Nonostante il calo dei flussi turistici esteri, le località turistiche hanno tutto sommato tenuto grazie ad un turismo di prossimità che potrebbe continuare anche nel corso del 2021, confermando la maggiore attrattività delle località turistiche sulla scorta dell’attesa di un potenziamento dell’offerta generale riservata ai turisti.

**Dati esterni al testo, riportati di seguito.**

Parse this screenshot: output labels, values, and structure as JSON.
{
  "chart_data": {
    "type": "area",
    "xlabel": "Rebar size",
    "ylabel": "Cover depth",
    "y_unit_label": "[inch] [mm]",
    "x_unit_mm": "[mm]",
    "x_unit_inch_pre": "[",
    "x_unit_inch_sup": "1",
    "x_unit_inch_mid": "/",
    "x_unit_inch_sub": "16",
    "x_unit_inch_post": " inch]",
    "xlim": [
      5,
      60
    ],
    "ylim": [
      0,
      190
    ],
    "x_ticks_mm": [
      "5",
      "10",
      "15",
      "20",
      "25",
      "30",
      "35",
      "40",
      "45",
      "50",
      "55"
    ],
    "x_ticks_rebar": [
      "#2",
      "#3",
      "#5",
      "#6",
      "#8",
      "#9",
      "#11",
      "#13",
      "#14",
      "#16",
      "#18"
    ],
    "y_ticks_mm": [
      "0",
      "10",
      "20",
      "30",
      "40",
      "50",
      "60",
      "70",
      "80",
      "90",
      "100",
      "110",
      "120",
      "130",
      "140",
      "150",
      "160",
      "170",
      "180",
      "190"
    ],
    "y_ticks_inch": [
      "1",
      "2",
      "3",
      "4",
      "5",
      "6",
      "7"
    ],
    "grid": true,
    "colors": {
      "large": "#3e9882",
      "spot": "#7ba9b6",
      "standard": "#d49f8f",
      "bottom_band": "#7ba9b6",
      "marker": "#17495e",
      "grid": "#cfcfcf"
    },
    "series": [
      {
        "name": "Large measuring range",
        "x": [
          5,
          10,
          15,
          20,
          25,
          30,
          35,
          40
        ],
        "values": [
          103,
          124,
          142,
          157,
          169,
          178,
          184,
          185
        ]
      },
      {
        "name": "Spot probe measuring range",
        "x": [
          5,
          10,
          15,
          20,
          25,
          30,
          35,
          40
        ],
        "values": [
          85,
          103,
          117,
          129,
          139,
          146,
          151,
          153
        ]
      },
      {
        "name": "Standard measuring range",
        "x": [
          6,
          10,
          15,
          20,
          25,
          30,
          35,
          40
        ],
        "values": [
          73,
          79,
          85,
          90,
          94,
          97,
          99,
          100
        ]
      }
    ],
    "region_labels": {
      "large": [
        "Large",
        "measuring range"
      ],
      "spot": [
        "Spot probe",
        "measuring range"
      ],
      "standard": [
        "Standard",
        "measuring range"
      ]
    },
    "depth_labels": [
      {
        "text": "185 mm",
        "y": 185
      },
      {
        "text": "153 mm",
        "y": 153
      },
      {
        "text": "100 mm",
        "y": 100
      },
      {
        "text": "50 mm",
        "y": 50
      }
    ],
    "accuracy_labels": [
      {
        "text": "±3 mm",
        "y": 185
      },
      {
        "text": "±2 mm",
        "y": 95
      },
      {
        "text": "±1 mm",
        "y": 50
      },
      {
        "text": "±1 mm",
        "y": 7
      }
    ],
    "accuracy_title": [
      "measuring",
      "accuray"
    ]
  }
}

“Per quanto riguarda il mercato delle locazioni, che ha risposto più velocemente ai cambiamenti avvenuti, – spiega Megliola – ci aspettiamo una chiusura del 2020 con canoni in ribasso, soprattutto per la maggiore offerta presente sul mercato. Il 2021 potrebbe dare ancora segnali debolmente negativi e la ripresa si attende nel 2022.  Su questo segmento è più difficile fare previsioni, perché incideranno il ritorno dei turisti e quindi la gestione degli short rent e il ricorso a smart working e didattica a distanza. In più, come per il mercato delle compravendite, si aggiungerà la tenuta del posto di lavoro. Più incertezze ci saranno e più si sarà propensi a scegliere l’affitto aumentando così la domanda”. 

Fabiana Megliola

Sul versante mutui, non dovrebbero esserci importanti cambiamenti a livello di tassi di interesse, che resteranno ancora contenuti anche se bisognerà vedere quale sarà il comportamento degli istituti di credito. Secondo i dati dell’ufficio studi Tecnocasa, Il 2020 vedrà complessivamente compravendite in calo (tra 530 e 540 mila) e prezzi in diminuzione tra -3 e -1%.  Il 2021 potrebbe vedere un recupero delle transazioni in tutte le realtà (a livello nazionale tra 550 e 560 mila e prezzi ancora in diminuzione (tra -2% e 0%). Questi ultimi potrebbero recuperare nel 2022. “Il punto cruciale da cui dipenderanno le sorti del mercato immobiliare – afferma Megliola – sarà la tenuta dell’economia e dei posti di lavoro sui quali, al momento, ancora non sono del tutto evidenti gli effetti della pandemia. Le incertezze ci sono, ed è difficile fare i conti con l’emergenza sanitaria e le aspettative legate anche all’arrivo del vaccino, ma più volte il mercato immobiliare ci ha sorpreso grazie al desiderio di acquistare casa che sembra invece resistere nonostante tutto”.